No lero-lero

É o rádio, gente! Neste segundo turno não vai ter pra ninguém. A prioridade absoluta dos dois candidatos ao governo do Paraná é falar através das 300 emissoras de rádio espalhadas pelo Estado.
Querem alcançar, em menor tempo possível, o maior número de eleitores.



Em todos os lugares

Ontem, dia da graça de Nossa Senhora Aparecida, o candidato a bigovernador, Roberto Requião, ficou em casa com a família. Mas não parou um segundo de dar entrevistas para o pessoal da latinha de todo o Paraná.



Critério

O senador eleito Alvaro Dias, finalmente integrado à campanha do irmão, está cumprindo uma agenda rigorosa no segundo turno, onde o critério é visitar cidades-pólos com rádio de boa potência e audiência, e falar pelos cotovelos.



Espaço reservado

Mas quem sai ganhando, nesta parada de rádios, é o governo.

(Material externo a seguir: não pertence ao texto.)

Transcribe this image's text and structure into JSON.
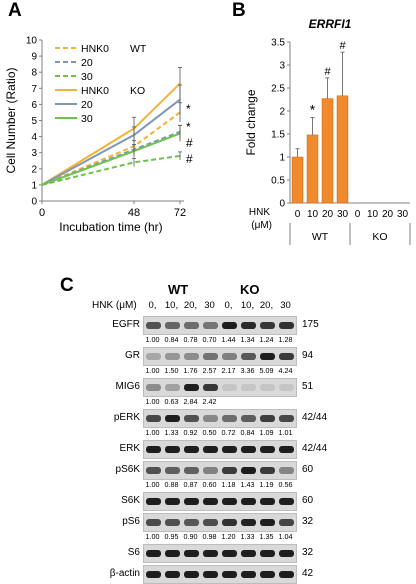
{
  "panels": {
    "a": "A",
    "b": "B",
    "c": "C"
  },
  "panel_a": {
    "chart_data": {
      "type": "line",
      "xlabel": "Incubation time (hr)",
      "ylabel": "Cell Number (Ratio)",
      "x": [
        0,
        48,
        72
      ],
      "xticks": [
        "0",
        "48",
        "72"
      ],
      "yticks": [
        "0",
        "1",
        "2",
        "3",
        "4",
        "5",
        "6",
        "7",
        "8",
        "9",
        "10"
      ],
      "ylim": [
        0,
        10
      ],
      "legend_groups": [
        "WT",
        "KO"
      ],
      "series": [
        {
          "name": "HNK0",
          "group": "WT",
          "color": "#f5b335",
          "dashed": true,
          "values": [
            1,
            3.4,
            5.5
          ]
        },
        {
          "name": "20",
          "group": "WT",
          "color": "#7f96b8",
          "dashed": true,
          "values": [
            1,
            3.2,
            4.3
          ]
        },
        {
          "name": "30",
          "group": "WT",
          "color": "#6cc24a",
          "dashed": true,
          "values": [
            1,
            2.4,
            2.8
          ]
        },
        {
          "name": "HNK0",
          "group": "KO",
          "color": "#f5b335",
          "dashed": false,
          "values": [
            1,
            4.5,
            7.3
          ]
        },
        {
          "name": "20",
          "group": "KO",
          "color": "#7f96b8",
          "dashed": false,
          "values": [
            1,
            4.1,
            6.3
          ]
        },
        {
          "name": "30",
          "group": "KO",
          "color": "#6cc24a",
          "dashed": false,
          "values": [
            1,
            3.1,
            4.2
          ]
        }
      ],
      "annotations": [
        "*",
        "*",
        "#",
        "#"
      ]
    }
  },
  "panel_b": {
    "chart_data": {
      "type": "bar",
      "title": "ERRFI1",
      "ylabel": "Fold change",
      "xlabel": "HNK\n(μM)",
      "xlabel_line1": "HNK",
      "xlabel_line2": "(μM)",
      "categories": [
        "0",
        "10",
        "20",
        "30",
        "0",
        "10",
        "20",
        "30"
      ],
      "groups": [
        "WT",
        "KO"
      ],
      "values": [
        1.0,
        1.48,
        2.27,
        2.33,
        0,
        0,
        0,
        0
      ],
      "errors": [
        0.18,
        0.38,
        0.45,
        0.95,
        0,
        0,
        0,
        0
      ],
      "markers": [
        "",
        "*",
        "#",
        "#",
        "",
        "",
        "",
        ""
      ],
      "yticks": [
        "0",
        "0.5",
        "1",
        "1.5",
        "2",
        "2.5",
        "3",
        "3.5"
      ],
      "ylim": [
        0,
        3.5
      ],
      "bar_color": "#f08a2c"
    }
  },
  "panel_c": {
    "groups": [
      "WT",
      "KO"
    ],
    "hnk_label": "HNK (μM)",
    "doses": [
      "0,",
      "10,",
      "20,",
      "30",
      "0,",
      "10,",
      "20,",
      "30"
    ],
    "rows": [
      {
        "name": "EGFR",
        "kda": "175",
        "vals": [
          "1.00",
          "0.84",
          "0.78",
          "0.70",
          "1.44",
          "1.34",
          "1.24",
          "1.28"
        ]
      },
      {
        "name": "GR",
        "kda": "94",
        "vals": [
          "1.00",
          "1.50",
          "1.76",
          "2.57",
          "2.17",
          "3.36",
          "5.09",
          "4.24"
        ]
      },
      {
        "name": "MIG6",
        "kda": "51",
        "vals": [
          "1.00",
          "0.63",
          "2.84",
          "2.42",
          "",
          "",
          "",
          ""
        ]
      },
      {
        "name": "pERK",
        "kda": "42/44",
        "vals": [
          "1.00",
          "1.33",
          "0.92",
          "0.50",
          "0.72",
          "0.84",
          "1.09",
          "1.01"
        ]
      },
      {
        "name": "ERK",
        "kda": "42/44",
        "vals": []
      },
      {
        "name": "pS6K",
        "kda": "60",
        "vals": [
          "1.00",
          "0.88",
          "0.87",
          "0.60",
          "1.18",
          "1.43",
          "1.19",
          "0.56"
        ]
      },
      {
        "name": "S6K",
        "kda": "60",
        "vals": []
      },
      {
        "name": "pS6",
        "kda": "32",
        "vals": [
          "1.00",
          "0.95",
          "0.90",
          "0.98",
          "1.20",
          "1.33",
          "1.35",
          "1.04"
        ]
      },
      {
        "name": "S6",
        "kda": "32",
        "vals": []
      },
      {
        "name": "β-actin",
        "kda": "42",
        "vals": []
      }
    ]
  }
}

As verbas oficiais são sempre generosas para o setor e agora chegou a hora de ''cobrar'' com juros e correção monetária em forma de espaço no ar no segundo turno.



Quem vai a Portugal...

Depois do susto da votação pra lá de robusta da adversária Gleisi Hoffmann, do PT, o senador Alvaro Dias não quer correr nenhum risco e vai pedir voto por voto para o irmão e para o Alckmin em todo o Paraná.
Candidato tem que estar onde o eleitor está.



A grande cerimônia

Os quartéis da PM do Paraná estão recebendo convite do governo do Estado para a cerimônia de formatura de 1,4 mil novos soldados, que será realizada em frente ao Palácio Iguaçu, na próxima sexta-feira.



Antes do tempo

Está todo mundo animado com a festa, os formandos se sentem muito prestigiados, mas os coronéis, que comandam os quartéis da PM, espalhados por todo o Estado, não entendem ainda porque o governo tem tanta pressa em realizar a formatura dos soldados. Eles nem passaram ainda pelo estágio probatório, praxe nestes casos.



Mostrar serviço

Explica-se: ao colocar 1,4 mil soldados na frente do Palácio Iguaçu, o governo filma tudo e depois mostra no horário eleitoral. Pronto: passa a informação que está positivo operante na solução do problema da (in)segurança.
A falta de segurança, apontam as pesquisas, é a principal preocupação dos eleitores paranaenses. Vem antes até do emprego.
Claro, porque morto não precisa de nada, nem de emprego.



O primeiro dia

Para quem ficou rezando em Aparecida, viajou, dormiu ou simplesmente não quis assistir na TV o início do horário eleitoral no segundo turno, aí vai um resumão:
Roberto Requião pediu orações e Osmar Dias, votos. Ambos estão certos. Se os eleitores ficarem só rezando não vão mudar o voto. Aí, Requião mantém a vantagem e ganha a eleição.
E Osmar Dias, lógico, precisa da mudança. Por isso, tem que ficar o tempo todo na base do ''ei, psiu, alôôôô, sai um votinho aí pro Urtigão?''.



Pobres indecisos

Os dois programas de TV do segundo turno do Paraná começaram tão paralelos, vendendo tão bem o peixe de cada candidato que dá até dó dos indecisos.
Mas tem solução: quando tudo parece perdido, a melhor saída é apelar pra mãe: minha-mãe-mandou-escolher-este-daqui...
Se der errado, pelo menos tem a quem culpar depois. Mãe é mãe.



Greve em Londrina

A campanha eleitoral tira um pouco o foco de outros assuntos, como a greve dos servidores em Londrina, que já passa de dois meses. E só agora, por iniciativa da Justiça, o prefeito Nedson Micheleti vai conversar diretamente com o sindicato da categoria.
É o fim do mundo manter uma cidade inteira à mercê de uma greve durante dois meses. A fama de turrão do prefeito procede. Mesmo.



Daltônicas

De pressa

De repente, o pai passou a comprar, rapidamente, tudo o que quer, do carro novo à casa pré-fabricada.
Aos 79 anos, a velha impaciência transformou-se em pressa. Por falta de tempo hábil.